The secure messaging marketplace is pretty saturated right now. You've got apps like Signal, that typically put privacy first, and then giants like WhatsApp, that have added end-to-end encryption to its already established products. Even though many aim to do roughly the same thing—let users communicate securely—there's still a lot of variety between these apps.
In the case of Wire, a messaging app available for iOS, Android, and desktop devices, the company has decided to keep a list of all the users a customer contacted until they delete their account.
To be clear, this isn't necessarily a security concern everyone needs to worry about: it depends on your own threat level, Wire users don't have to use a phone number to sign up, and clearly Wire has made a decision to store customer data like this. But, for some users, it may be something they want to bear in mind.
"Hey Wire, why does your database schema include plaintext storage of threads between users?" security researcher Thomas H. Ptáček tweeted on Wednesday, with a link to some of Wire's code (Wire is open source).
The reasoning, judging by a Wire tweet in response, was to help with syncing conversations across multiple devices (something that Signal, for sake of comparison, is currently quite sloppy at).

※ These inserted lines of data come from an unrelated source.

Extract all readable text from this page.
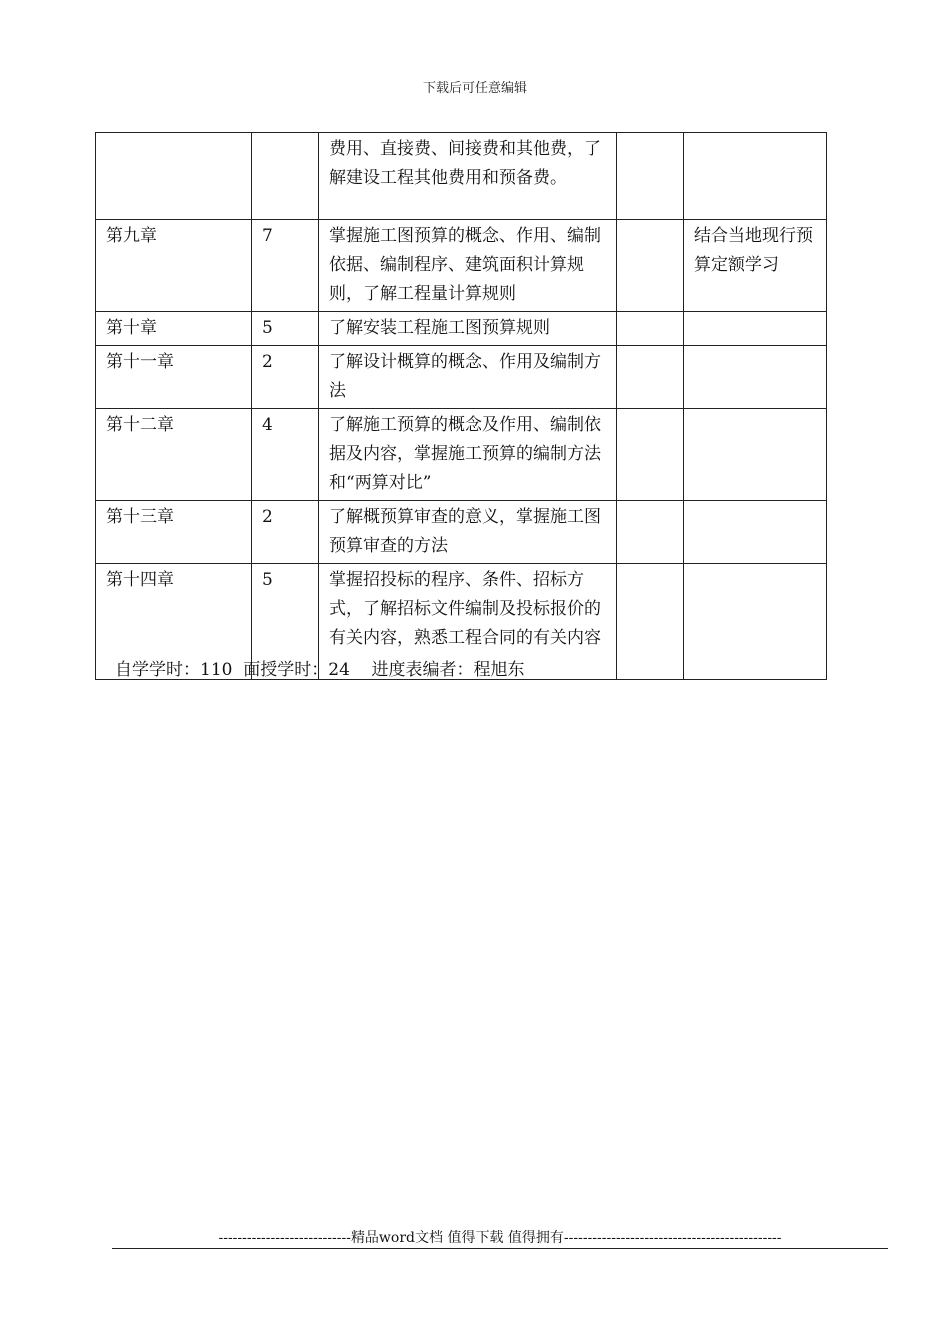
下载后可任意编辑
		费用、直接费、间接费和其他费，了解建设工程其他费用和预备费。		
第九章	7	掌握施工图预算的概念、作用、编制依据、编制程序、建筑面积计算规则，了解工程量计算规则		结合当地现行预算定额学习
第十章	5	了解安装工程施工图预算规则		
第十一章	2	了解设计概算的概念、作用及编制方法		
第十二章	4	了解施工预算的概念及作用、编制依据及内容，掌握施工预算的编制方法和“两算对比”		
第十三章	2	了解概预算审查的意义，掌握施工图预算审查的方法		
第十四章	5	掌握招投标的程序、条件、招标方式，了解招标文件编制及投标报价的有关内容，熟悉工程合同的有关内容		
自学学时：110  面授学时：24    进度表编者：程旭东
----------------------------精品word文档 值得下载 值得拥有----------------------------------------------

Wire CEO and co-founder Alan Duric confirmed to Motherboard in an email that this list of people users have communicated with is kept until a user deletes their account.
"All connections, email and/or phone number and username are removed from Wire servers when an account is deleted," he wrote.
Wire may change its approach, however.
"We are specifically exploring alternative ways to handle connections between users in the context of multi-device messaging," Duric added.
Regardless, some may wish to sacrifice convenience for the knowledge that potentially interesting metadata about their conversations isn't being stored until they wipe their Wire account.
"Keeping all conversation metadata in a database forever does not seem like a great plan," Matthew Green, assistant professor at Johns Hopkins University, told Motherboard.